Thursday, December 2, 2010

Re: Safe Html check?

Glad to hear you like SafeHtml!

In order to prevent various attacks, you have to check for much more
than just script tags. For example, the following can cause javascript
to be interpreted and would get by a <script> filter:
<input type="image" src="javascript:alert('send help. stuck in a
dom');">

Therefore, you really need to be explicit about which strings are and
aren't dangerous. Anything provided by a user is potentially dangerous
and should be escaped (using SafeHtmlUtils.fromString(String)). If you
want a small amount of markup in user-provided strings (e.g., not
everything is escaped, tags such as <b> are allowed), you can take a
look at SimpleHtmlSanitizer.sanitizeHtml(String).
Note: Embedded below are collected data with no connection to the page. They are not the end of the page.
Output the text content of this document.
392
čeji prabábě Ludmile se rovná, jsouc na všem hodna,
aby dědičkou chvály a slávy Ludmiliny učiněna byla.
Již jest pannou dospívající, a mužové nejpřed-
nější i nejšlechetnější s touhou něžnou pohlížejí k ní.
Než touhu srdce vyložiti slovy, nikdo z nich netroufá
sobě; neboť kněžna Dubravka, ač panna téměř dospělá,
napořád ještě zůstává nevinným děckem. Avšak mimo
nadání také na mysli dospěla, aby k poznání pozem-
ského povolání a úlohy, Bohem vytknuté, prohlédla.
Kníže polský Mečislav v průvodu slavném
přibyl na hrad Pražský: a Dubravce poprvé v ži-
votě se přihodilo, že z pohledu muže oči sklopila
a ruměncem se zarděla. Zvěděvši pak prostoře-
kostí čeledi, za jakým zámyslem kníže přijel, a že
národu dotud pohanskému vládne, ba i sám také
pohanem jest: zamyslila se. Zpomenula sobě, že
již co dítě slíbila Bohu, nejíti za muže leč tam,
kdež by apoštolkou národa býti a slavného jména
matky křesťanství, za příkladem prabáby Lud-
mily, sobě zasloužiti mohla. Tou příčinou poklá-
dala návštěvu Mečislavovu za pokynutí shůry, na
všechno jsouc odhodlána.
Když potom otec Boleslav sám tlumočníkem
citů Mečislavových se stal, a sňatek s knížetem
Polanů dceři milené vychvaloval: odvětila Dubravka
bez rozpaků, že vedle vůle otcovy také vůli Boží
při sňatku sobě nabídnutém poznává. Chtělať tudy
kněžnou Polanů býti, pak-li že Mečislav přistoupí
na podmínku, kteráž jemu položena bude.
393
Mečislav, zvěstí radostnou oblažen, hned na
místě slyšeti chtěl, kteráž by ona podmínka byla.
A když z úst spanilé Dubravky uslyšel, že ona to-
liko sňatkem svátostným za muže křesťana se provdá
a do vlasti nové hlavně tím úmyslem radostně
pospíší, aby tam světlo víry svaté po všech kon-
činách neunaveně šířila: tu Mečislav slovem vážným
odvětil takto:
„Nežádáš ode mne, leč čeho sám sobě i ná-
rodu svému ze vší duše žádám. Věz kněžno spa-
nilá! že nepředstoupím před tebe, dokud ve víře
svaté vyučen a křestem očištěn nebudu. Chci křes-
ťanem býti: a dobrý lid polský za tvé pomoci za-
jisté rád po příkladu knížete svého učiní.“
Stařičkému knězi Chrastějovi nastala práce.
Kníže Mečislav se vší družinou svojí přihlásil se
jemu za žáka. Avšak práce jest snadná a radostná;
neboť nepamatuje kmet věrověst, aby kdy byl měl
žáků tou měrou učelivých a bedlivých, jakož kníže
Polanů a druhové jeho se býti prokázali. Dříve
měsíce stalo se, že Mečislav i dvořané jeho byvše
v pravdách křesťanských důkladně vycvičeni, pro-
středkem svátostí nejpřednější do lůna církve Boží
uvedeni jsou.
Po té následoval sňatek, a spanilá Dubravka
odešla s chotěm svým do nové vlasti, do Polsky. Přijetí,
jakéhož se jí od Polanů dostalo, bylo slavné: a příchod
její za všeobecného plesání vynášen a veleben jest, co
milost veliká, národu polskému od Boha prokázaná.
For more information, please check out:
http://code.google.com/webtoolkit/doc/latest/DevGuideSecuritySafeHtml.html

Philip

On Dec 2, 9:22 am, Ed <post2edb...@gmail.com> wrote:
> I like the new SafeHtml functionality.
> However, how can I best check if a string that I inject in a div
> (example: HTML.setHTML(html)) contains script?
>
> I now have made simple checks, like checking for the <script (<SCRIPT)
> tag, but that's very fragil and little as you also have the click
> events that can be set on an element, etc...
>
> The SafeHtml code escapes all the html tags, which I don't want. i
> only want it to escape the "dangerous" piece of texts. How to do this?